Nelle opere riferibili agli anni 1520-’30 l’artista si distingue per  finezza di esecuzione e grande comprensione spaziale.  L’inquadratura è prospettica, il segno graficamente accurato, il gusto classicheggiante e aggiornato. Non mancano casi in cui, ispirandosi per la composizione a una stampa rigida e arcaizzante, è in grado di interpretarla secondo canoni classicheggianti, mostrando di aver bene assimilato la lezione di Raffaello[11]. Talvolta l’ispirazione proviene da disegni[12], talaltra direttamente da affreschi [13]. Caratteristico è il modo in cui sono delineate le figure: visi a seme di melone con nasi alla greca, capelli dalle ciocche ben delineate, membra con i muscoli evidenziati e giunture strette, rese al ginocchio da tre cerchietti. Gli alberi appaiono sinuosi, incurvati, e le nuvole assumono spesso una forma a chiocciola. All’orizzonte si profilano montagne davanti alle quali sono un braccio di mare e una serie di edifici. Queste caratteristiche, verso gli anni quaranta, diventeranno pressoché generali nella produzione urbinate; Nicola contribuì quindi al formarsi di una repertorio comune di consuetudini rappresentative, che coinvolse a poco a poco la quasi totalità delle botteghe. Nella fase più tarda però egli appare diverso, fino a  generare qualche perplessità. Se ancora in opere datate al 1531 il suo stile risalta per la precisione grafica un po’ fredda[14], in perfetta sintonia con le opere precedenti, nel servizio Gonzaga–Paleologo (1531-’40[15]) si nota un atteggiamento diverso: il disegno è più corsivo, i colori più accesi, con abbondanza di toni ruggine per il modellato degli incarnati. Si ritiene che questo possa essere giustificato con un’evoluzione volta a sostituire l’iniziale raffinatezza con un tocco più acceso ed espressivo.

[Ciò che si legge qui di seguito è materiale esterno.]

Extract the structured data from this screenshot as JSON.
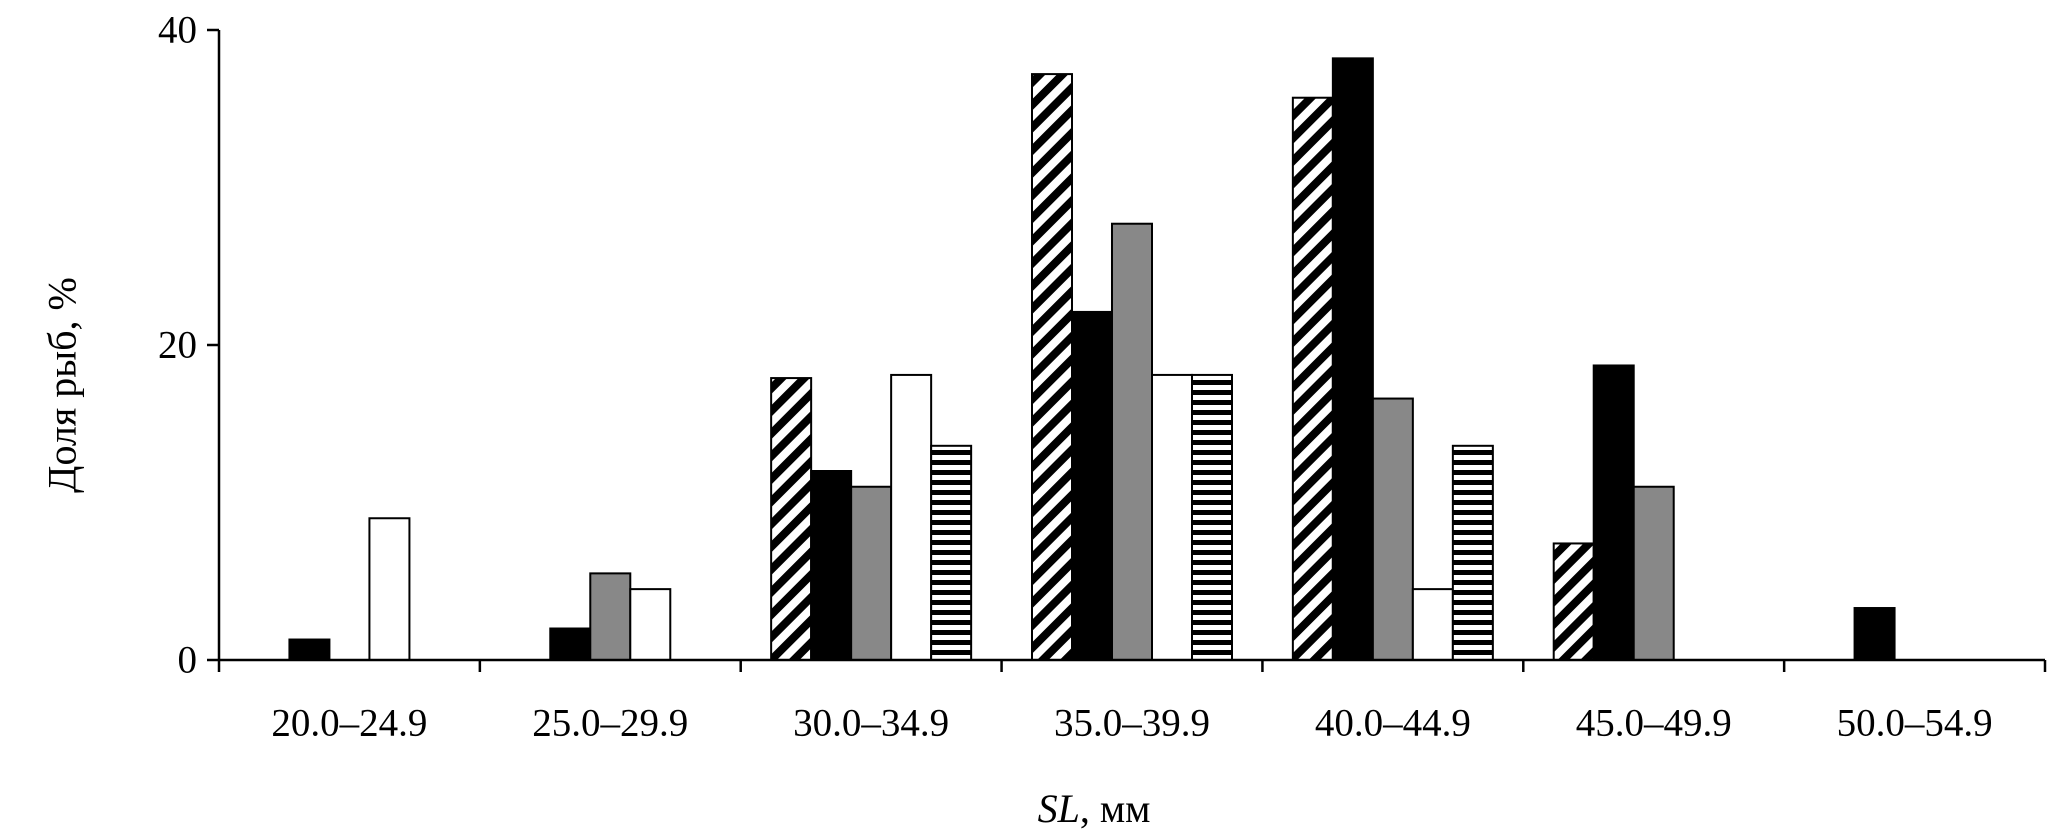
{
  "chart_data": {
    "type": "bar",
    "title": "",
    "xlabel_italic": "SL",
    "xlabel_rest": ", мм",
    "ylabel": "Доля рыб, %",
    "ylim": [
      0,
      40
    ],
    "yticks": [
      "0",
      "20",
      "40"
    ],
    "grid": false,
    "categories": [
      "20.0–24.9",
      "25.0–29.9",
      "30.0–34.9",
      "35.0–39.9",
      "40.0–44.9",
      "45.0–49.9",
      "50.0–54.9"
    ],
    "series": [
      {
        "pattern": "diagonal-hatch",
        "values": [
          0,
          0,
          17.9,
          37.2,
          35.7,
          7.4,
          0
        ]
      },
      {
        "pattern": "black",
        "values": [
          1.3,
          2.0,
          12.0,
          22.1,
          38.2,
          18.7,
          3.3
        ]
      },
      {
        "pattern": "gray",
        "values": [
          0,
          5.5,
          11.0,
          27.7,
          16.6,
          11.0,
          0
        ]
      },
      {
        "pattern": "white",
        "values": [
          9.0,
          4.5,
          18.1,
          18.1,
          4.5,
          0,
          0
        ]
      },
      {
        "pattern": "horizontal-hatch",
        "values": [
          0,
          0,
          13.6,
          18.1,
          13.6,
          0,
          0
        ]
      }
    ],
    "colors": {
      "black": "#000000",
      "gray": "#888888",
      "white": "#ffffff",
      "axis": "#000000"
    }
  }
}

[1] ma già nel 1968 il Wallen aveva messo in guardia contro questa identificazione troppo facilmente accettata. 

[2] Negroni 1985, p.13-20. Le conclusioni del Negroni ci sembrano molto ben suffragate, e conducono a una identificazione sicura. 

[3]  Conti, 1971 n.16

[4] Inv. F 363, Kube 1976 p.58.

[5] Inv. OA 1244, in Giacomotti 1974 n.829

[6] Liverani F. 1991 fig.2,3 p.49.

[7] Inv. MLA 1855, 3-15, 23, in   Wilson  1987,  n.63 p.50

[8]Mallet 1981, p. 39-40. Il servizio era stato probabilmente commissionato dalla figlia di Isabella, Eleonora, che era duchessa di Urbino, ed è menzionato in una sua lettera come “cosa da villa” (Palvarini Gobio Casali 1981, p.44-45) 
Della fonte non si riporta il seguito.